As I have argued, Western civilization has been more willing to criticize itself than any other major culture. These self-administered admonishments are a far cry from Said's savage strictures, and yet they found a new generation ready to take them to heart. Berating and blaming the West, a fashionable game in the 1960s and 70s that impressionable youth took seriously, had the results we now see when the same generation appears unwilling to defend the West against eh greatest threat that it has faced since the Nazis. (Defending the West, p. 246-7)
Now we have J-Street, the allegedly liberal lobbying group working for peace in our times, endorsing the play Seven Jewish Children, which systematically pursues the analogy between Israelis and Nazis, something even Joseph Massad denounced
Moreover, the lie that the [David Project] film propagates claiming that I would equate Israel with Nazi Germany is abhorrent.
(even as he did/does it). J-Street offers yet one more of the myriad cases of a one-sided notion of what self-criticism is about, endorsing the most vicious critiques of Israel as contributing to "a difficult but necessary conversation" but silencing any voices from the right that offend its sensibilities. Notes Jamie Kirchik in the Jerusalem Post:
Last year, the group launched a campaign criticizing Hagee and his affiliation with pro-Israel organizations. Hagee is indeed an incendiary man, and J Street spoke for many Jews (this one included) when it called his coziness with some Israel advocacy groups into question. But it says something about J Street's motives when it trips over itself to attack a politically conservative ally of Israel but rushes to defend a play comparing the Jewish state to Nazi Germany.
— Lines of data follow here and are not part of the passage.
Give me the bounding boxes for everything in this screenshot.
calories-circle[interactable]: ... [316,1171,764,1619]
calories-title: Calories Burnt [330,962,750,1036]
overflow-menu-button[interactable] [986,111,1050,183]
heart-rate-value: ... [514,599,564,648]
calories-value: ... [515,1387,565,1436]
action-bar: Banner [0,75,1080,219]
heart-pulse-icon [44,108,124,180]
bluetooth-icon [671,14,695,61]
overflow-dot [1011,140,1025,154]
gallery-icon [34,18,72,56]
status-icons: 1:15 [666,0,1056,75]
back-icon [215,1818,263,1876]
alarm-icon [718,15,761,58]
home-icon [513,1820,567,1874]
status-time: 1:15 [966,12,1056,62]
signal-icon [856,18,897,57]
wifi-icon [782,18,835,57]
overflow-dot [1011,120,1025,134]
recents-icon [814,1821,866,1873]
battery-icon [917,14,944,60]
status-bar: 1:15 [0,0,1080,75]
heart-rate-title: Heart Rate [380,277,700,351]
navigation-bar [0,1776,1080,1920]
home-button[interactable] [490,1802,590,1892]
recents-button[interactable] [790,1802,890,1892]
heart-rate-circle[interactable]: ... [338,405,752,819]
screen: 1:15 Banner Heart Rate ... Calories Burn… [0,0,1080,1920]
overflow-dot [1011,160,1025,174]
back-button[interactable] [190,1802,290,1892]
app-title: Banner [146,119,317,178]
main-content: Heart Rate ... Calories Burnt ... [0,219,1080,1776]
Imagine, if you will, J-Street bringing Itamar Marcus of PMW or Yigal Carmon of MEMRI to discuss the genocidal, Nazi-like ravings that pass for a mainstream media in the Palestinian and Arab/Muslim world. They probably don't endorse calling the Palestinian leadership Nazis, but it surely is a painful and important conversation to hold, no? Or would such a line of discussion undermine their effort to force Israel to make concessions to the Palestinians in the cause of peace?